Jules Verne for ever
Il faut lire et relire le Tour du monde
en 80 jours de Jules Verne. On pense souvent qu'il s'agit là d'une
lecture pour enfants. On reste persuadé que ce sont des romans
d'aventures. On se dit aussi que c'est un auteur didactique, maître
en sciences de l'époque et en géographie d'antan. Oui, oui, tout
cela est vrai, mais l'inverse est vrai aussi. Ce qui frappe le
lecteur d'aujourd'hui, c'est d'abord l'humour. En voici justement
quelques traits dans ce Tour du monde :
On disait qu'il ressemblait à Byron
-par la tête, car il était irréprochable quant aux pieds-
Il n'appartenait à aucune des
nombreuses sociétés qui pullulent dans la capitale de l'Angleterre,
depuis la Société de l'Armonica jusqu'à la Société
entomologique, fondée principalement dans le but de détruire
les insectes nuisibles.
Phileas Fogg avait donné son congé à
James Forster, -ce garçon s'étant rendu coupable de lui avoir
apporté pour sa barbe de l'eau à quatre-vingt-quatre degrés
Fahrenheit au lieu de quatre-vingt-six...

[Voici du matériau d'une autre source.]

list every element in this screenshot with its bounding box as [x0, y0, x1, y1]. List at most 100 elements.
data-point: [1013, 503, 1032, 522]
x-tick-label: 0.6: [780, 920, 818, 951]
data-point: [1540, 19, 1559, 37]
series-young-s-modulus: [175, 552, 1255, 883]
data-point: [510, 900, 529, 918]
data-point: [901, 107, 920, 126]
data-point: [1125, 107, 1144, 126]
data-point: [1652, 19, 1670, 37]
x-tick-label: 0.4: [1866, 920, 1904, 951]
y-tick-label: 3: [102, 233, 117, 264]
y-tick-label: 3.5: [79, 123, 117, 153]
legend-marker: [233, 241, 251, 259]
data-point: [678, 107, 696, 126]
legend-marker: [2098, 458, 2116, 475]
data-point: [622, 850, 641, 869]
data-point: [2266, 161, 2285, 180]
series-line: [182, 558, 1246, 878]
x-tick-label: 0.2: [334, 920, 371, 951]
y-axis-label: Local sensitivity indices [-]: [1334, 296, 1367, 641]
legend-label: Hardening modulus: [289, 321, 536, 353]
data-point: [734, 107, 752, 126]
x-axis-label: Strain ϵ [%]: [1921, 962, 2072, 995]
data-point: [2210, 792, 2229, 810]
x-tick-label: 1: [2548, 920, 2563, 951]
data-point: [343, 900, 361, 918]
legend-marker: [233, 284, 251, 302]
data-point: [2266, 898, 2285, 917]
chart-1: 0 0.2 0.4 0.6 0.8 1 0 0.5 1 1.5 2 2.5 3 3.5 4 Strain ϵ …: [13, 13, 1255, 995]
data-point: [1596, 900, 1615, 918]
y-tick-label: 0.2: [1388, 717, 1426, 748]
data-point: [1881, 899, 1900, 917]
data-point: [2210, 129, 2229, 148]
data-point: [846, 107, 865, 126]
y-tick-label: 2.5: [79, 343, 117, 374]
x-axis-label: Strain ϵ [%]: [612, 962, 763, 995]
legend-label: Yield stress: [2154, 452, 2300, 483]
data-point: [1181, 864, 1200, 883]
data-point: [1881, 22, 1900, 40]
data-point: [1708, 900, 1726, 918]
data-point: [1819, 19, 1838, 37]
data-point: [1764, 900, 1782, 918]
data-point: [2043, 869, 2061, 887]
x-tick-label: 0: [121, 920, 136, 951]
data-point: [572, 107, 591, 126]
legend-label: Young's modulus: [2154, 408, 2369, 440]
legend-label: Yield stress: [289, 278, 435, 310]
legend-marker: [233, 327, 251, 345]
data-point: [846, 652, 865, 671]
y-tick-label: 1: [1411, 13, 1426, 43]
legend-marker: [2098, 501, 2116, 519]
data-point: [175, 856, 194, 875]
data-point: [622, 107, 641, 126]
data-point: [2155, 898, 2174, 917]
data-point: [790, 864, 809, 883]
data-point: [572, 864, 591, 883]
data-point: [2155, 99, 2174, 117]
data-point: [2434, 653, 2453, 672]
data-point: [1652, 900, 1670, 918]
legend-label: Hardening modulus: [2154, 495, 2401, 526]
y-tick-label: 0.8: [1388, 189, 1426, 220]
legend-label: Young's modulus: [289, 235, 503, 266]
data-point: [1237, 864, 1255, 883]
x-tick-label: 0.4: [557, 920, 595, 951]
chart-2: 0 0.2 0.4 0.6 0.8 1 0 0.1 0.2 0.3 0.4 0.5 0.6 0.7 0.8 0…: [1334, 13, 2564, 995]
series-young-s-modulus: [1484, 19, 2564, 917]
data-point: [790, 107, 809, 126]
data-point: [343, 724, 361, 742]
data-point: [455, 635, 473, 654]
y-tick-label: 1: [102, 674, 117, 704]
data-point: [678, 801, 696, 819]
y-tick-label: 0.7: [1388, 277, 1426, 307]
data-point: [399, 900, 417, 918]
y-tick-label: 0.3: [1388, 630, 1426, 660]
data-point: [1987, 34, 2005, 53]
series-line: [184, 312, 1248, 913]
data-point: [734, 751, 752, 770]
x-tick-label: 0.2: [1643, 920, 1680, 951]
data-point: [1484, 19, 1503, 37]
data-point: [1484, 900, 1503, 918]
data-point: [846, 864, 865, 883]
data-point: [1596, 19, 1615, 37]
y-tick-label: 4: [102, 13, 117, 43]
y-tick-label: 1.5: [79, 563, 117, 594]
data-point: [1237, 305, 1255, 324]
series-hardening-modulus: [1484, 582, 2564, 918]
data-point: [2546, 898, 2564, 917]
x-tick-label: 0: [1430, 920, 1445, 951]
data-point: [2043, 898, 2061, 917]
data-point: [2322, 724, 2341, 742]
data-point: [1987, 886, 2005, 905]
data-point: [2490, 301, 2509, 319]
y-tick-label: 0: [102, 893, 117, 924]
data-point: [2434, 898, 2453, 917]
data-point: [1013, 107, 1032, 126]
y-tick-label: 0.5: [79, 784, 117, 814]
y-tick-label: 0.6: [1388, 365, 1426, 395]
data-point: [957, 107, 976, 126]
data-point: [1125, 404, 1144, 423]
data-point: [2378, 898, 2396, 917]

Phileas Fogg avait quitté sa maison de
Saville-Row à onze heures et demie, et, après avoir placé cinq cet
soixante-quinze fois son pied droit devant son pied gauche et cinq
cent soixante-seize fois son pied gauche devant son pied droit, il
arriva au Reform-Club.
Une liasse de bank-notes, formant
l'énorme somme de cinquante-cinq mille livres, avait été prise sur
la tablette du caissier principal de la Banque d'Angleterre. A qui
s'étonnerait qu'un tel vol eût pu s'accomplir aussi facilement, le
sous-gouverneur Gauthier Ralf se bornait à répondre qu'à ce moment
même, le caissier s'occupait d'enregistrer une recette de trois
shillings six pence, et qu'on ne saurait avoir l'oeil à tout.
Puis il se fit servir à déjeuner dans
sa cabine. Quant à voir la ville, il n'y pensait même pas, étant
de cette race d'Anglais qui font visiter par leur domestique les pays
qu'ils traversent…
On pourrait multiplier à l'infini les
exemples de cet humour et de cette ironie, toujours mis en scène
dans un style d'une grande élégance. Même quand les héros sont en
très fâcheuse posture, le lecteur lui-même garde le flemme de
Phileas Fogg. Et ce dernier, de part son attitude hiératique et
excentrique, nous apparaît si éloigné de nos mœurs qu'il semble
être vu à travers le brouillard. (en anglais it's foggy :
il y a du brouillard) En fait, il semble que Jules Verne se soit
amusé des préjugés sur le caractère des Anglais et des Français.
Car, tout de même, il y a Jean Passepartout. Encore un nom
prédestiné pour faire le tour du monde. Lui, il a ce que tout le
monde considère comme l'esprit français : courageux, fidèle,
mais un peu gaffeur, un peu maladroit dans sa droiture. Il se dépeint
lui-même avec cet humour qui gagne tout le livre :
Je suis devenu professeur de
gymnastique, afin de rendre mes talents plus utiles, et, en dernier
lieu, j'étais sergent de pompiers, à Paris. J'ai même dans mon
dossier des incendies remarquables.
Et c'est donc l'association
Fogg-Passepartout, un Anglais au nom de brume et un Français dont on
vantera la débrouillardise, qui va réussir un pari insensé.
D'ailleurs, le lord y gagnera en plus un mariage avec Mrs Aouda, une
indienne veuve qu'ils avaient sauvé du bûcher. Phileas Fogg l'a
prise sous sa coupe en risquant de perdre pari et fortune. Mais il ne
l'a jamais regardée, sauf en arrivant à Londres. Ou on voyage ou on
tombe amoureux, on ne peut pas faire les deux choses en même temps.
Alors bien sûr que les enfants
trouvent encore leur compte en lisant Jules Verne, mais vraiment les
adultes n'y perdront jamais leur temps.